UK life insurers have come under pressure in recent weeks, as the hit to the annuity market was followed swiftly by the announcement the City regulator was to investigate past pension sales. Prudential (PRU.L), which Preston backed to escape the full brunt of the fallout due to ‘the dominance of its Asian and US operations’, rose 16p, or 1.2%, to £13.08.

Resolution (RSL.L), a closed-book insurer which was particularly badly hit by revelations of the regulator’s plans and has shed more than £1 billion of its market value in a month, rose 4.4p, or 1.6%, to 286.2p. Preston upgraded the insurer from ‘sell’ to ‘hold’, arguing there was ‘limited downside risk’ for the stock, and ‘upside potential once clarity on the outlook for back-book consolidation emerges’.

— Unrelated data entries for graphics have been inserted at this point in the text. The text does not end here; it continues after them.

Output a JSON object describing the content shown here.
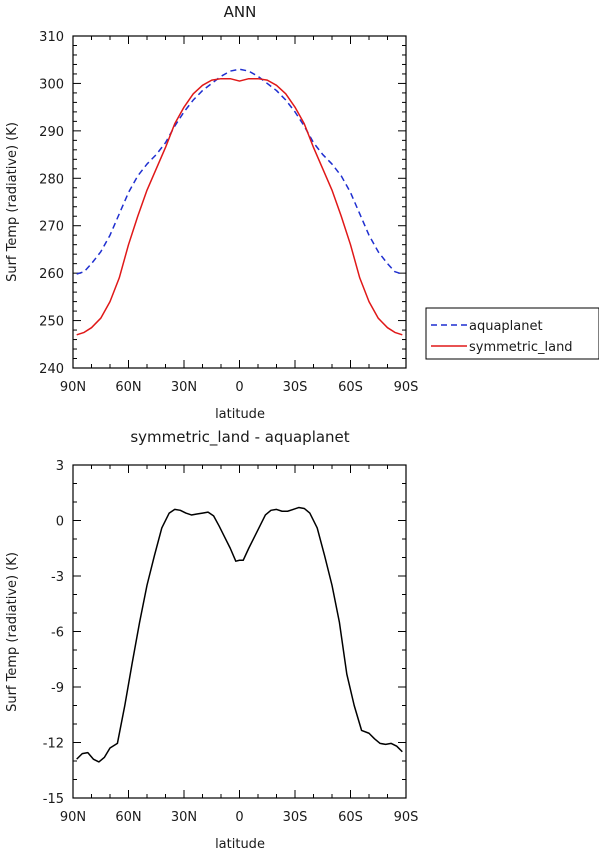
{
  "chart_data": [
    {
      "type": "line",
      "title": "ANN",
      "xlabel": "latitude",
      "ylabel": "Surf Temp (radiative) (K)",
      "xlim": [
        -90,
        90
      ],
      "ylim": [
        240,
        310
      ],
      "xticks": [
        {
          "value": -90,
          "label": "90N"
        },
        {
          "value": -60,
          "label": "60N"
        },
        {
          "value": -30,
          "label": "30N"
        },
        {
          "value": 0,
          "label": "0"
        },
        {
          "value": 30,
          "label": "30S"
        },
        {
          "value": 60,
          "label": "60S"
        },
        {
          "value": 90,
          "label": "90S"
        }
      ],
      "yticks": [
        {
          "value": 240,
          "label": "240"
        },
        {
          "value": 250,
          "label": "250"
        },
        {
          "value": 260,
          "label": "260"
        },
        {
          "value": 270,
          "label": "270"
        },
        {
          "value": 280,
          "label": "280"
        },
        {
          "value": 290,
          "label": "290"
        },
        {
          "value": 300,
          "label": "300"
        },
        {
          "value": 310,
          "label": "310"
        }
      ],
      "legend_position": "right",
      "series": [
        {
          "name": "aquaplanet",
          "color": "#1f2fd0",
          "dash": "dashed",
          "x": [
            -88,
            -84,
            -80,
            -75,
            -70,
            -65,
            -60,
            -55,
            -50,
            -45,
            -40,
            -35,
            -30,
            -25,
            -20,
            -15,
            -10,
            -5,
            0,
            5,
            10,
            15,
            20,
            25,
            30,
            35,
            40,
            45,
            50,
            55,
            60,
            65,
            70,
            75,
            80,
            84,
            88
          ],
          "y": [
            259.8,
            260.3,
            262,
            264.5,
            268,
            272.5,
            277,
            280.5,
            283,
            285,
            287.5,
            291,
            294,
            296.5,
            298.5,
            300,
            301.5,
            302.6,
            303,
            302.6,
            301.5,
            300,
            298.5,
            296.5,
            294,
            291,
            287.5,
            285,
            283,
            280.5,
            277,
            272.5,
            268,
            264.5,
            262,
            260.3,
            259.8
          ]
        },
        {
          "name": "symmetric_land",
          "color": "#e01818",
          "dash": "solid",
          "x": [
            -88,
            -84,
            -80,
            -75,
            -70,
            -65,
            -60,
            -55,
            -50,
            -45,
            -40,
            -35,
            -30,
            -25,
            -20,
            -15,
            -10,
            -5,
            0,
            5,
            10,
            15,
            20,
            25,
            30,
            35,
            40,
            45,
            50,
            55,
            60,
            65,
            70,
            75,
            80,
            84,
            88
          ],
          "y": [
            247,
            247.5,
            248.5,
            250.5,
            254,
            259,
            266,
            272,
            277.5,
            282,
            286.5,
            291.5,
            295,
            297.8,
            299.6,
            300.7,
            301,
            301,
            300.5,
            301,
            301,
            300.7,
            299.6,
            297.8,
            295,
            291.5,
            286.5,
            282,
            277.5,
            272,
            266,
            259,
            254,
            250.5,
            248.5,
            247.5,
            247
          ]
        }
      ]
    },
    {
      "type": "line",
      "title": "symmetric_land - aquaplanet",
      "xlabel": "latitude",
      "ylabel": "Surf Temp (radiative) (K)",
      "xlim": [
        -90,
        90
      ],
      "ylim": [
        -15,
        3
      ],
      "xticks": [
        {
          "value": -90,
          "label": "90N"
        },
        {
          "value": -60,
          "label": "60N"
        },
        {
          "value": -30,
          "label": "30N"
        },
        {
          "value": 0,
          "label": "0"
        },
        {
          "value": 30,
          "label": "30S"
        },
        {
          "value": 60,
          "label": "60S"
        },
        {
          "value": 90,
          "label": "90S"
        }
      ],
      "yticks": [
        {
          "value": 3,
          "label": "3"
        },
        {
          "value": 0,
          "label": "0"
        },
        {
          "value": -3,
          "label": "-3"
        },
        {
          "value": -6,
          "label": "-6"
        },
        {
          "value": -9,
          "label": "-9"
        },
        {
          "value": -12,
          "label": "-12"
        },
        {
          "value": -15,
          "label": "-15"
        }
      ],
      "series": [
        {
          "color": "#000000",
          "dash": "solid",
          "x": [
            -88,
            -85,
            -82,
            -79,
            -76,
            -73,
            -70,
            -66,
            -62,
            -58,
            -54,
            -50,
            -46,
            -42,
            -38,
            -35,
            -32,
            -29,
            -26,
            -23,
            -20,
            -17,
            -14,
            -11,
            -8,
            -5,
            -2,
            0,
            2,
            5,
            8,
            11,
            14,
            17,
            20,
            23,
            26,
            29,
            32,
            35,
            38,
            42,
            46,
            50,
            54,
            58,
            62,
            66,
            70,
            73,
            76,
            79,
            82,
            85,
            88
          ],
          "y": [
            -12.9,
            -12.6,
            -12.55,
            -12.9,
            -13.05,
            -12.8,
            -12.3,
            -12.05,
            -10,
            -7.7,
            -5.5,
            -3.5,
            -1.9,
            -0.4,
            0.4,
            0.6,
            0.55,
            0.4,
            0.3,
            0.35,
            0.4,
            0.45,
            0.25,
            -0.3,
            -0.9,
            -1.5,
            -2.2,
            -2.15,
            -2.15,
            -1.5,
            -0.9,
            -0.3,
            0.3,
            0.55,
            0.6,
            0.5,
            0.5,
            0.6,
            0.7,
            0.65,
            0.4,
            -0.4,
            -1.9,
            -3.5,
            -5.5,
            -8.3,
            -10,
            -11.35,
            -11.5,
            -11.8,
            -12.05,
            -12.1,
            -12.05,
            -12.2,
            -12.5
          ]
        }
      ]
    }
  ]
}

Aviva (AV.L) added 7p, or 1.4% to 506p, Legal & General (LGEN.L) rose 2.8p, or 1.3%, to 210.6p, while Standard Life (SL.L) traded 2.7p, or 0.7% higher, at 374.3p.

ITV (ITV.L) was another strong riser, adding 6.8p, or 3.8%, to 186.5p, as traders dismissed the threat posed by reports Discovery and Sky were close to sealing a deal to buy Channel 5. ‘We do not think it changes the picture for ITV – Five is a niche channel and, even with Sky and Discovery backing it, is likely to remain so,’ said Liberum.

RSA Insurance Group (RSA.L) added 2.1p, or 2.3%, to 94.7p as the general insurer sold three of its Baltic operations together with its Polish operation for £300 million.